Depending on what fabric you will be making the garment from, you may choose to cut the pocket pieces from something different to the fabric you are working with for the body of the garment. For example, if you are using a printed fabric, you may choose to use a plain fabric for the pocket lining, so that the print doesn't show through from underneath. If you are using something quite thick or bulky, you may choose to cut your pocket lining from something lighter. 

Working with denim

Look inside the pocket of your favourite jeans. You will notice that the pockets are not cut from denim, but normally a lightweight cotton. This is to ensure the pockets don't create any extra bulk. If you are making pockets for jeans, or a denim skirt (or something similar) you should consider creating a pocket shield and then cutting your pockets from cotton.

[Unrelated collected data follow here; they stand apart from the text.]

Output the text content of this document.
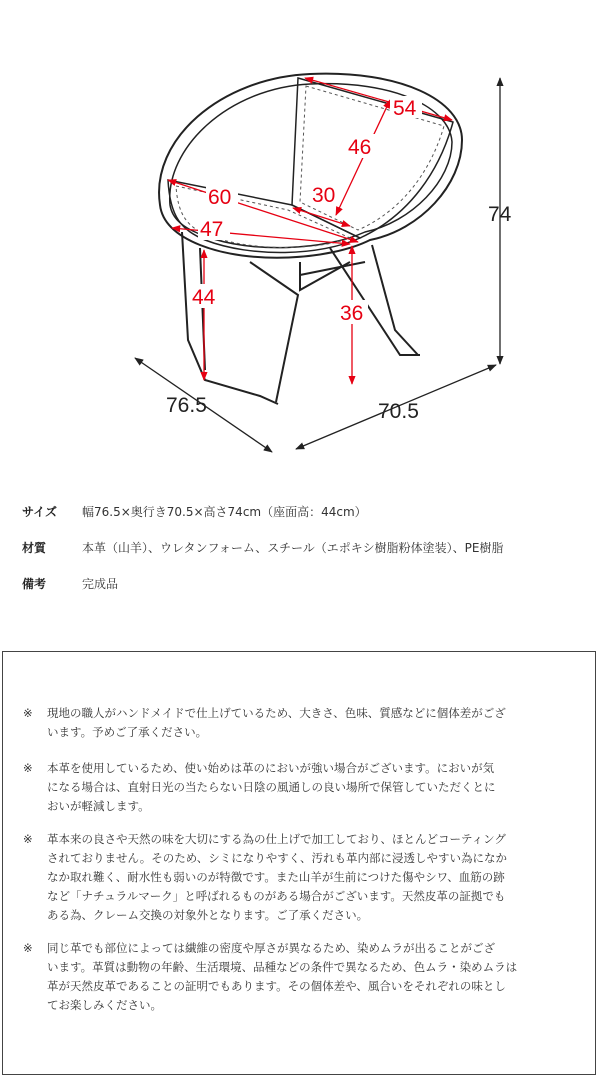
54
46
60	30
47
44
36
74
76.5	70.5
サイズ	幅76.5×奥行き70.5×高さ74cm（座面高：44cm）
材質	本革（山羊）、ウレタンフォーム、スチール（エポキシ樹脂粉体塗装）、PE樹脂
備考	完成品
※ 現地の職人がハンドメイドで仕上げているため、大きさ、色味、質感などに個体差がござ
います。予めご了承ください。
※ 本革を使用しているため、使い始めは革のにおいが強い場合がございます。においが気
になる場合は、直射日光の当たらない日陰の風通しの良い場所で保管していただくとに
おいが軽減します。
※ 革本来の良さや天然の味を大切にする為の仕上げで加工しており、ほとんどコーティング
されておりません。そのため、シミになりやすく、汚れも革内部に浸透しやすい為になか
なか取れ難く、耐水性も弱いのが特徴です。また山羊が生前につけた傷やシワ、血筋の跡
など「ナチュラルマーク」と呼ばれるものがある場合がございます。天然皮革の証拠でも
ある為、クレーム交換の対象外となります。ご了承ください。
※ 同じ革でも部位によっては繊維の密度や厚さが異なるため、染めムラが出ることがござ
います。革質は動物の年齢、生活環境、品種などの条件で異なるため、色ムラ・染めムラは
革が天然皮革であることの証明でもあります。その個体差や、風合いをそれぞれの味とし
てお楽しみください。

A pocket shield is a way to disguise that the pockets are cut from a different fabric.


9. To create a pattern piece for a pocket shield, take the pocket bag and pocket lining pattern pieces that you created in the previous steps.


10. Place the pocket lining on top of the pocket bag, matching up the notches to ensure the pieces are aligned correctly (as if they have been sewn together).  

11. Draw a line, the same shape as the pocket opening, about 2.5 - 3cm (1in) in from the edge on the pocket opening. This will ensure that the edge of the pocket shield won't be exposed.


12. Take a piece of pattern paper and trace the pocket shield, being sure to also transfer the grainline.

13. Add cutting instructions

14. When it comes to constructing the pocket, you will just need to finish the edge of the pocket shield (with overlocking or zig-zag stitch) and then stitching on top of the pocket bag, before constructing the pocket as usual.